Click on the photos below for a larger image.


Hubert and Miriam Fonder, possibly on their wedding day in 1862. Miriam was burned in an accident when she was a child. From a history of the Fonder family by Kathy Fonder Wait.


Side View of the Fonder School building, which was completed in 1884. From a history on the Fonder family by Kathy Fonder Wait


Fonder School 8th Graders 1933.
Back Row L to R: Emmon Gardman, Harold Mickelson, Florence Larreau, Edward Johnson. Front Row: Florence Carlson (Teacher), Donald Mickelson. Douglas County History Research Center #654.04.


Front door of the Fonder School built in 1884. The building is now used as part of the Pinery Water and Waste Water District. Photo from history of the Fonder family by Kathy Fonder Wait.

.....Fonder School has the distinction of being one of the two oldest school buildings still standing in Douglas County (along with Indian Park.) The rhyolite building was constructed in 1884, after a fire destroyed the log building which held the original classes of Fonder School.

.....The school is named for Miriam Donegan Fonder, who was born in Ohio, grew up in Iowa, lost her mother at age 13, got her teaching certificate at 20, and as a single woman came to Colorado with her uncles in 1861, at the age of 26. She worked in a boarding house near Idaho Springs, and she met her husband, Hubert Fonder, at the Nailand Saloon in Blackhawk. Within six months they were married, and Hubert joined the Union Army to fight in the Civil War. After living in the mountains for a few years, Miriam realized she wasn't going to make it alone with a child, so she headed to Kansas to be reunited with her husband.

.....When Hubert was discharged in 1865, the Fonders returned to Colorado and settled on Cherry Creek, 27 miles south of Denver, in December. When they arrived, one of the neighbors, thinking no one would mind, had moved their cabin onto his property, but he generously allowed them to stay there and gave them $50 to build a new cabin when it was feasable.

.....Hubert and other men in the area built a small cabin. The Fonders farmed along Cherry Creek for a while. The couple had three more children before Hubert was kicked in the head by a horse he was trying to break and died in 1871. Miriam, expecting their fifth child, was left with the farm. Her sister and brother-in-law came to help her. During the first winter after Hubert's death, they lost 20 head of cattle in a bad snowstorm.

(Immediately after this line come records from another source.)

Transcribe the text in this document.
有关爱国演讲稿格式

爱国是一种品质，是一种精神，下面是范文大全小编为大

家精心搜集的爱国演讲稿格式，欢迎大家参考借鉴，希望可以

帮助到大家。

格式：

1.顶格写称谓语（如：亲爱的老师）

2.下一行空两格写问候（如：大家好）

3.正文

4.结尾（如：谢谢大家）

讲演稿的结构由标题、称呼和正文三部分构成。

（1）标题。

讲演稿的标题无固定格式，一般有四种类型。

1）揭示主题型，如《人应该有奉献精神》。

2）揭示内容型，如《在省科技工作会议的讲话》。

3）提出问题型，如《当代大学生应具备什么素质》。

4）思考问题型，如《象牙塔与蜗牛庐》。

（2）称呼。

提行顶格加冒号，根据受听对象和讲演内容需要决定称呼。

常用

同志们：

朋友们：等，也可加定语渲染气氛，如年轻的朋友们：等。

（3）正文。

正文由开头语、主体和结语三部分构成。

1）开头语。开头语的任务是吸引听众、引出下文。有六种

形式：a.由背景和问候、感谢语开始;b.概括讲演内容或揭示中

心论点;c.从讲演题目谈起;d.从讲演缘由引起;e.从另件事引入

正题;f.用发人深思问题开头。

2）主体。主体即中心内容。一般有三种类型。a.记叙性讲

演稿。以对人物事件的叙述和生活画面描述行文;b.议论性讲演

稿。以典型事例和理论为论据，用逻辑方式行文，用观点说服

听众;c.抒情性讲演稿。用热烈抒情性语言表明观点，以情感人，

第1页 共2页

Miriam sold the farm and moved to Spring Valley in 1875 to be near her brother. She may have taught school there. She sold the Spring Valley ranch in 1880 and moved to Glenwood Springs to live with her adult children. She died in 1927 at the age of 91.

.....Mrs. Fonder found time to start a school on her farm while raising her 5 children. The school, located only one quarter mile north of her house, was named after her. Other women also made contributions to the school district in the early years.

.....One of those women was Miss Jennie Stone, who came to the Fonder area with her parents in 1870. She was one of the first teachers at the Fonder School, and she ran a successful dairying operation too. One day in the 1870's, while Miss Stone was the teacher, the school was visited by some of the Native Americans who used to camp along Cherry Creek. The leader of the group walked in, picked up a book (apparently upside down) and looked at it. While the children and the teacher stared intently at their work, pretending nothing was wrong and that they weren't totally frightened, the man examined the book, set it down and he and his group left.

.....Children from all over the area north of Franktown, including the settlement of Pine Grove (later Parker) attended the Fonder school for many years. When the school burned down in 1883, David McMurdo was hired to build a new one out of rhyolite. The stone building was completed in 1884, and was used until 1949, when the school was consolidated and the eight students in attendance were sent to other schools.

.....The building, which sits west of Highway 83, near Ponderosa High School, was used as a storage shed until the 1970's, when it was purchased by the Denver Southeast Suburban Water and Sanitation District. It is now owned by the Pinery Water and Waste Water District, which uses it for offices.